The class, led by Connecticut National Guard Risk Reduction Coordinator Jennifer Visone and Massachusetts National Guard Risk Reduction Coordinator Teresa Stratoberdha, first began with discussions on suicide and later had attendees attempting to make an intervention with the instructors role playing as at risk individuals. These role play sessions aim to prepare members of the Connecticut National Guard to effectively communicate with those struggling with suicidal ideations and talk those afflicted off the ledge.
“[The class is] learning the basic model, the PAL model, pathway for assisting life, and how to go through and check," said Visone. They’re staying in sync with the person at risk and making sure they are asking the right questions, and hearing their story.”
While both the Connecticut Army National Guard and Connecticut Air National Guard have their own dedicated suicide prevention programs, ASIST is an additional tool in the toolbox, one that has proven to bolster the confidence of it’s attendees when intervening.

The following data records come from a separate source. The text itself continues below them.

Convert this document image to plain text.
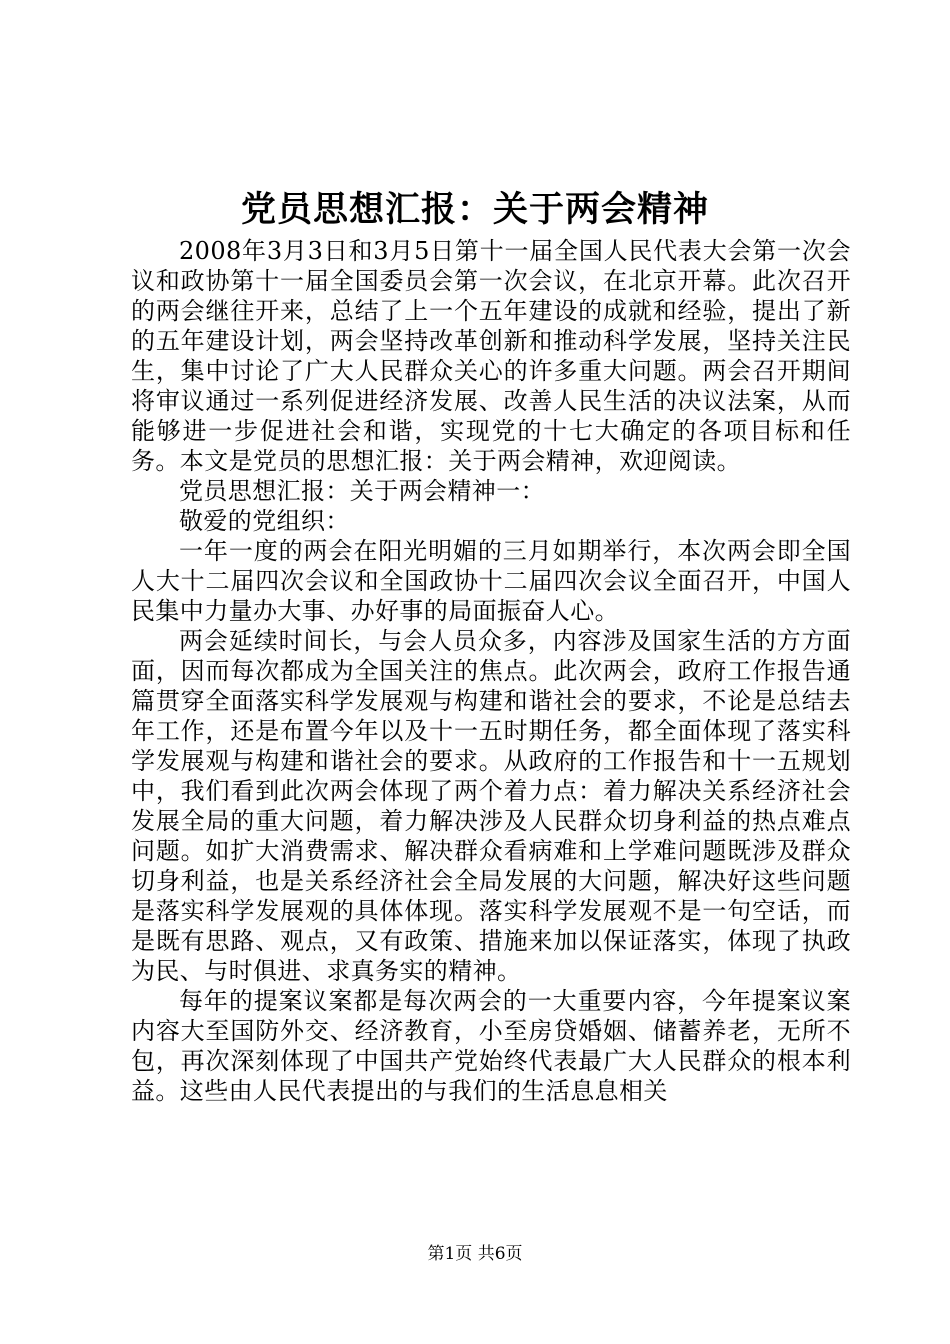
党员思想汇报：关于两会精神

2008年3月3日和3月5日第十一届全国人民代表大会第一次会议和政协第十一届全国委员会第一次会议，在北京开幕。此次召开的两会继往开来，总结了上一个五年建设的成就和经验，提出了新的五年建设计划，两会坚持改革创新和推动科学发展，坚持关注民生，集中讨论了广大人民群众关心的许多重大问题。两会召开期间将审议通过一系列促进经济发展、改善人民生活的决议法案，从而能够进一步促进社会和谐，实现党的十七大确定的各项目标和任务。本文是党员的思想汇报：关于两会精神，欢迎阅读。

党员思想汇报：关于两会精神一：

敬爱的党组织：

一年一度的两会在阳光明媚的三月如期举行，本次两会即全国人大十二届四次会议和全国政协十二届四次会议全面召开，中国人民集中力量办大事、办好事的局面振奋人心。

两会延续时间长，与会人员众多，内容涉及国家生活的方方面面，因而每次都成为全国关注的焦点。此次两会，政府工作报告通篇贯穿全面落实科学发展观与构建和谐社会的要求，不论是总结去年工作，还是布置今年以及十一五时期任务，都全面体现了落实科学发展观与构建和谐社会的要求。从政府的工作报告和十一五规划中，我们看到此次两会体现了两个着力点：着力解决关系经济社会发展全局的重大问题，着力解决涉及人民群众切身利益的热点难点问题。如扩大消费需求、解决群众看病难和上学难问题既涉及群众切身利益，也是关系经济社会全局发展的大问题，解决好这些问题是落实科学发展观的具体体现。落实科学发展观不是一句空话，而是既有思路、观点，又有政策、措施来加以保证落实，体现了执政为民、与时俱进、求真务实的精神。

每年的提案议案都是每次两会的一大重要内容，今年提案议案内容大至国防外交、经济教育，小至房贷婚姻、储蓄养老，无所不包，再次深刻体现了中国共产党始终代表最广大人民群众的根本利益。这些由人民代表提出的与我们的生活息息相关

第1页 共6页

According to a study on the Centre for Suicide Prevention’s website, 88% participants of the course that were polled felt more confident to help someone contemplating suicide and 91% of participants felt more prepared. Additionally, according to the Suicide Prevention Resource Center’s website, data from monitored phone calls from suicidal individuals to a suicide crisis help hotline showed that callers felt “less depressed, less suicidal, less overwhelmed” by the end of their phone calls when talking to counselors that had ASIST training compared to those who did not.
“ [Ask, Care, Escort, or ACE; a suicide intervention process introduced by the U.S. Army] is definitely just the introduction how to ask about suicide," explained Visone. “Compared to ASIST, where you are actually taking on the caregiver role and going through a safety plan with your person at risk. The ASIST model helps because they [the class] get to do that roleplay, where they take on the role of the caregiver and somebody else takes on the role of the person at risk. They get to go through the entire process. The ASIST model provides more in-depth training on how to ask questions, what to ask, how to reinforce things that the person at risk is telling you. It really focuses on that listening piece and getting to hear their story, to figure out why, what the underlying issues really are as why they’re feeling the way they’re feeling, to maybe help before it gets to a crisis situation.”
If you are contemplating suicide, please reach out by dialing 988 to reach the Suicide and Crisis Lifeline. Additionally, if you are a service member, you can also reach out to the Military Crisis Line at 1-800-273-8255, followed by pressing one, or to Connecticut National Guard Behavioral Health Team Careline at 855-800-0120.